For this reason, EWS-WWF is planning to cooperate with countries like France and Switzerland “to see how they calculated the energy and water consumption of their tourists”.

“From a trade perspective, we also found out that about 80 per cent of the UAE’s imports are being re-exported and our major ports are acting as a stopover for products that are sent elsewhere in the Gulf or beyond.
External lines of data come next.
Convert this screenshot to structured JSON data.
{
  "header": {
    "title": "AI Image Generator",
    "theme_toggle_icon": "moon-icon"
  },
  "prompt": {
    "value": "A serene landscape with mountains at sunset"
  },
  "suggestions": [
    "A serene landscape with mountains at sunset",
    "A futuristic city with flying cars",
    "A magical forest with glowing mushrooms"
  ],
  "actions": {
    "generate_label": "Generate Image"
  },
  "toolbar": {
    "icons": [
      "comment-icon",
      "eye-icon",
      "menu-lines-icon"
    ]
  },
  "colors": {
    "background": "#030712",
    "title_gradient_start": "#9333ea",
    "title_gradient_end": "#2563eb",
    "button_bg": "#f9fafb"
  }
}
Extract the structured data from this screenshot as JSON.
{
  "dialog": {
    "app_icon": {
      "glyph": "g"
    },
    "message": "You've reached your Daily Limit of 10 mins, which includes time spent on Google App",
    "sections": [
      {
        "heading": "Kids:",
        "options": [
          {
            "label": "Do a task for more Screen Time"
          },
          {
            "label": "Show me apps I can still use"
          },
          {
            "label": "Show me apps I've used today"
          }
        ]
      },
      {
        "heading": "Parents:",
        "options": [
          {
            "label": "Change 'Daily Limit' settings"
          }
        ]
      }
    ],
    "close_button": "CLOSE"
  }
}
This important fact has never been recorded before and if the books showed, for example, that UAE imported one million cotton shirts, it meant that we consumed this much, when, in fact, about 800,000 shirts were re-exported elsewhere,” explained Mubarak.

The UAE is only the third country in the world to calculate its Ecological Footprint, after Japan and Switzerland.

The initiative was launched in October 18, 2007 and it is meant to be finalised by September this year, in order to be included in the international Living Planet Report.

The main institutions working with the project are the Ministry of Environment and Water, the Abu Dhabi Global Environmental Data Initiative, EWS-WWF and GFN.

“This project is hugely important for the UAE not only because it will help us understand our consumption patterns, but we will also contribute, as a nation, to an international research in a field as vital as the environment,” stressed Mubarak.

Once the report is completed, EWS-WWF and its partners will come up with a set of solutions meant to reduce the human impact on the environment and contribute to the reverse of climate change.

”Our final aim is that these solutions will be adopted by the UAE authorities and implemented at the federal level,” concluded Mubarak.